Her yıl 29 Ekim geldiğinde, kalbimde tarifsiz bir gurur, gözlerimde bir minnettarlık belirir. Çünkü o gün, yalnızca bir takvim yaprağı değildir; bir ulusun küllerinden yeniden doğduğu, “Egemenlik kayıtsız şartsız milletindir” sözünün tarihe kazındığı gündür.
Cumhuriyet, yalnızca bir yönetim biçimi değil, bir yaşam felsefesi, bir direnişin zaferi, bir ulusun yeniden varoluşudur.
O, karanlıktan aydınlığa yürüyenlerin, “Ben yokum, biz varız” diyenlerin destanıdır.
Bir asır önce, 29 Ekim 1923’te doğan bu rejim; umutla, inançla, alın teriyle, kanla ve dualarla yoğrulmuştur.
Bugün bizler, o inancın, o azmin ve o ışığın çocuklarıyız.

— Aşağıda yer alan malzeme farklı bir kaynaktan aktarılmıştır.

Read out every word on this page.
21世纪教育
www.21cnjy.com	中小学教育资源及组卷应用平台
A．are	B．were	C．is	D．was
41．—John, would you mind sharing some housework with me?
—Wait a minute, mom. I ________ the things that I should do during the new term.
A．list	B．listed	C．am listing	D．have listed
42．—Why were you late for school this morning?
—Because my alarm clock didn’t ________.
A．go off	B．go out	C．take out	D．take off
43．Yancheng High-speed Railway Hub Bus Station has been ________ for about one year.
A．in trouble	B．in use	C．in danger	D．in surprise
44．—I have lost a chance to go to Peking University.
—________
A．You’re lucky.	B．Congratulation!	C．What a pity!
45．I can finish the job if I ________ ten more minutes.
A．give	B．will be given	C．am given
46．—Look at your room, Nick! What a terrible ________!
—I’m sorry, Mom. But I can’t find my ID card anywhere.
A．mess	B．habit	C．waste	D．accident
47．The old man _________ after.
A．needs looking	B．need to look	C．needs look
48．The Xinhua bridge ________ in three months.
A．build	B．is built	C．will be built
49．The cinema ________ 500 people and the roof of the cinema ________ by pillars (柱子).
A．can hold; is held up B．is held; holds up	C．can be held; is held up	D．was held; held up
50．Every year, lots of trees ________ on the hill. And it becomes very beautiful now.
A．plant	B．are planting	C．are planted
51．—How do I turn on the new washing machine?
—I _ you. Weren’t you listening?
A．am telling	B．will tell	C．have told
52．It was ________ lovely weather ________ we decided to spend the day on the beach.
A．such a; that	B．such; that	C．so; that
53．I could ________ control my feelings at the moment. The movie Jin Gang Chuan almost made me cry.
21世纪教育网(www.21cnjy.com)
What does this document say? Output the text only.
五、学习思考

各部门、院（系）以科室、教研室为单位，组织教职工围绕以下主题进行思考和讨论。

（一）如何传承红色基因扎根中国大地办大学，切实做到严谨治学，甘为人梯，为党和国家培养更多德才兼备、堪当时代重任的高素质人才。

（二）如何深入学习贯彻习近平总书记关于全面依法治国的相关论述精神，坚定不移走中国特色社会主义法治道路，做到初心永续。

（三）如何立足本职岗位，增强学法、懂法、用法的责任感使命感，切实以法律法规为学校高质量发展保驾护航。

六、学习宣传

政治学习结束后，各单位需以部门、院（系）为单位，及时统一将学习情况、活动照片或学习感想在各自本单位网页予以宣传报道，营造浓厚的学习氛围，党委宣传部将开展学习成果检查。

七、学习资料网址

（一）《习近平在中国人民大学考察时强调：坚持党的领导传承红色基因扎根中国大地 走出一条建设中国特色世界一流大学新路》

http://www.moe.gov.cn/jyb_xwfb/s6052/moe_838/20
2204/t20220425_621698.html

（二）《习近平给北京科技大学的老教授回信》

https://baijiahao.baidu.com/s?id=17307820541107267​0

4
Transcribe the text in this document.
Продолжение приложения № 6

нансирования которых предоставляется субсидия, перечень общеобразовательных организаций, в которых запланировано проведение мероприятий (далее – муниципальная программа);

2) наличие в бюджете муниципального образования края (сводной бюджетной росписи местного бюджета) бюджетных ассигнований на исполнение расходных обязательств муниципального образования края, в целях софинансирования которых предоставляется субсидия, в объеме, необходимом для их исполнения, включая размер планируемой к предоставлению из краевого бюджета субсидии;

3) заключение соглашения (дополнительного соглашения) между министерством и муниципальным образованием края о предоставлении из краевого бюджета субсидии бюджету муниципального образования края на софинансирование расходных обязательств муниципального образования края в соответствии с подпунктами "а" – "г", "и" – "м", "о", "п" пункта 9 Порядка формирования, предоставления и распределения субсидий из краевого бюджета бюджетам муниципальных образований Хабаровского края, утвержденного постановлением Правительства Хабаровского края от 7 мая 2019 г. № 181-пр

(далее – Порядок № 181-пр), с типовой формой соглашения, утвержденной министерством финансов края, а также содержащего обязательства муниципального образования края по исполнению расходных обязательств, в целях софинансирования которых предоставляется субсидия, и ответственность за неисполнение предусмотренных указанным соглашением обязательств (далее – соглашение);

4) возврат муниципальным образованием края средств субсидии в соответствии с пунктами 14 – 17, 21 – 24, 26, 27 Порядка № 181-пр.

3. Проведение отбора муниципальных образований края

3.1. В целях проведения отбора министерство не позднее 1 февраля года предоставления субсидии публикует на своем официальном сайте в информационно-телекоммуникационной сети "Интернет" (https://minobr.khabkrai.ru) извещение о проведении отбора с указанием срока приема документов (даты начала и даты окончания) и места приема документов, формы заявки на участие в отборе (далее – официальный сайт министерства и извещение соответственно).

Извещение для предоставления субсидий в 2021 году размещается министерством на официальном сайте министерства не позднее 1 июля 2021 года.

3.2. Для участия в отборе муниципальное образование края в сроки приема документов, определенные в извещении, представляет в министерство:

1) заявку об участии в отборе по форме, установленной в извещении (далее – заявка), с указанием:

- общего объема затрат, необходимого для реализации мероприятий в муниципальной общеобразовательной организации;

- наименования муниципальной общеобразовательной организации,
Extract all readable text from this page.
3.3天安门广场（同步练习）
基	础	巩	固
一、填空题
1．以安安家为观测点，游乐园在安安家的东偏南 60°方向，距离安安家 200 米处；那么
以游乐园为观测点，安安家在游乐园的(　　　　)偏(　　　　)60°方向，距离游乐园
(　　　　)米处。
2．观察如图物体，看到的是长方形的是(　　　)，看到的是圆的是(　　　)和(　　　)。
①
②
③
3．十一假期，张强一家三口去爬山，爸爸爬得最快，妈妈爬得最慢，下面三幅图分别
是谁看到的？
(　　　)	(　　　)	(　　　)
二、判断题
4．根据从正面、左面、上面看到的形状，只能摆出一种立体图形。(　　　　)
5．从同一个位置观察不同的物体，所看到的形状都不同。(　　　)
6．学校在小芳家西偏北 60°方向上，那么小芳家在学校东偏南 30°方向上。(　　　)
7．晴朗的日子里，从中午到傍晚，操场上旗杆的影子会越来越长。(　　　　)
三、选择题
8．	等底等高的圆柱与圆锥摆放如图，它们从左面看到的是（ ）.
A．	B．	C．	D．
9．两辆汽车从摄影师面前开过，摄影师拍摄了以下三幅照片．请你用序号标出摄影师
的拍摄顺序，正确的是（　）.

Bizim borcumuz; Cumhuriyet’i yalnızca kutlamak değil, onu her gün, her alanda yaşatmak, korumak ve geleceğe taşımaktır.
Atatürk, “Cumhuriyeti biz kurduk, onu yükseltecek ve yaşatacak olan sizlersiniz” derken geleceği gençliğin yüreğine emanet ediyordu.
O gençlik ki, fikirle yoğrulmuş, bilime inanmış, sanata sevdalı, vicdanla büyüyen bir nesildir.
Bugün, gençlerimizin daha aydınlık, daha bilinçli ve çağdaş olmaları; Cumhuriyetin kazanımlarını korumaları ve yeni engellere karşı uyanık olmaları her zamankinden daha önemlidir.
Cumhuriyetle kalın, Atatürk’le kalın diyerek, biz de onların yolunu aydınlatabiliriz.
Cumhuriyet, kadının özgürlüğü, çocuğun geleceği, bilimin ışığıdır.